The £200m expansion investment is for extensive vehicle testing facilities, and together with Sterling Prize winning architect Chris Wilkinson, Dyson is already restoring and enhancing the airfield to create state-of-the-art engineering work spaces.
To date, £84 million has been invested into the new technology centre, and 300 members of Dyson's automotive team have now moved into the advanced automotive space. An additional three buildings are on course for delivery over the coming months, providing an additional 15,000 square metres of testing space.
The plans to be submitted to Wiltshire Council for phase two outline the next stage of the airfield's development, and would take Dyson's investment to £200 million.

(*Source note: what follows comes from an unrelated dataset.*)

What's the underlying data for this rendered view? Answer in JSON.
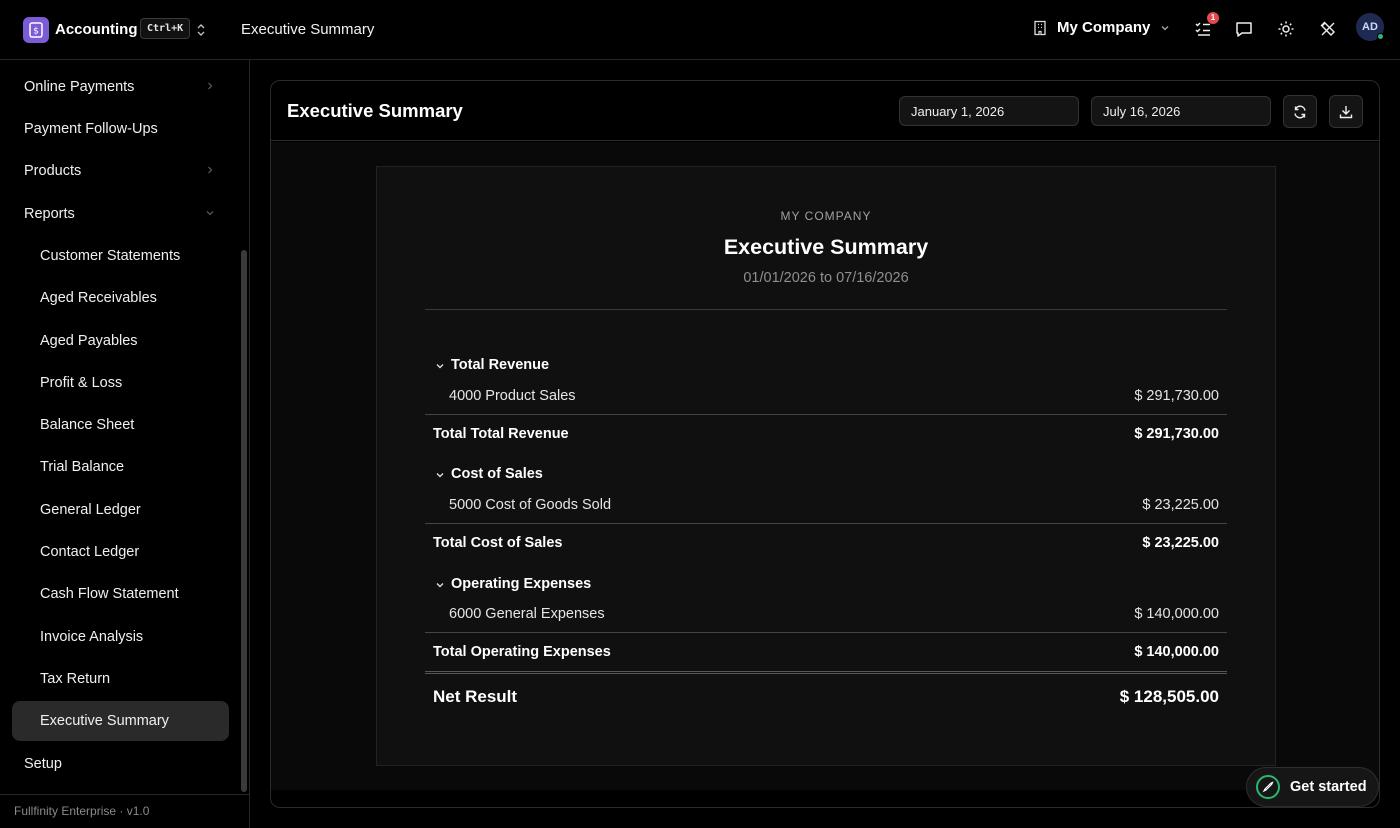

The planning application includes over ten miles of vehicle test tracks for vehicle development and verification. It also outlines 45,000 square metres of new development space which could accommodate over 2,000 people as well as a cafe, sports centre, recreation space and supporting technical facilities.
The testing track proposals include:
Dynamic Handling Track – a specialised track to assess and tune all aspects of ride, handling, steering and brakes
Vehicle Stability Dynamic Platform – a large asphalt covered area for testing vehicle manoeuvrability
Off Road Route – a mixed driving route that simulates the challenges of driving off road through soft and varied terrain
Hill and Handling Road Route – a simulation of a challenging fast road route incorporating corners of differing severity and changes in altitude
Fast Road Route –a track to test a vehicle up to its maximum speed as well as the functionality of advanced driver assistance systems
Test Slopes – differing gradients for testing powertrain functionality.

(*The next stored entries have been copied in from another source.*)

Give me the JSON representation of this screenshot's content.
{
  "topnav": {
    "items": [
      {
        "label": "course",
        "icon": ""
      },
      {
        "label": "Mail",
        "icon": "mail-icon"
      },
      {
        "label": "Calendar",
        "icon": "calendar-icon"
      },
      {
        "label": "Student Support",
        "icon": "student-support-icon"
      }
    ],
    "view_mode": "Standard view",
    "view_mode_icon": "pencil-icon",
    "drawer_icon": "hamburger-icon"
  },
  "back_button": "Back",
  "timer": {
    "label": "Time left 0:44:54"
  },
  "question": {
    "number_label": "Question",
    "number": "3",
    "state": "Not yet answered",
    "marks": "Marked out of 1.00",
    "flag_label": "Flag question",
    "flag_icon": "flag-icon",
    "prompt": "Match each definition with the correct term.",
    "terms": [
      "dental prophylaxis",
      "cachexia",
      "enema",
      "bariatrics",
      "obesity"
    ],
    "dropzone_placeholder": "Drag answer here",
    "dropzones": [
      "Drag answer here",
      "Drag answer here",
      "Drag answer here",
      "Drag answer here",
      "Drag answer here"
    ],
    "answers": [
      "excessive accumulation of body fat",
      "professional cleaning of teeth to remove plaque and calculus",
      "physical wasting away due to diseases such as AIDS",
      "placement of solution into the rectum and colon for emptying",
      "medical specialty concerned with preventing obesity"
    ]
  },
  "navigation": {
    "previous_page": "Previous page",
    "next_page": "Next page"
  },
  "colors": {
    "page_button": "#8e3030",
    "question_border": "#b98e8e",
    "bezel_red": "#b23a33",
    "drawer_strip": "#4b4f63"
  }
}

Alongside the plans for the campus, Dyson has also outlined road improvements to improve safety and traffic flow on the A429, the main road that runs past Hullavington to the M4.
The proposal would see a three-arm roundabout from the C1 Hullavington road in the north eastern part of the site, which would then connect to the roundabout on the A429 via a new realigned road.
Jim Rowan, CEO, said: “Our growing automotive team is now working from Dyson’s state-of-the-art hangars at Hullavington Airfield. It will quickly become a world-class vehicle testing campus where we hope to invest £200m, creating more high-skilled jobs for Britain. We are now firmly focused on the next stage of our automotive project strengthening our credentials as a global research and development organisation.”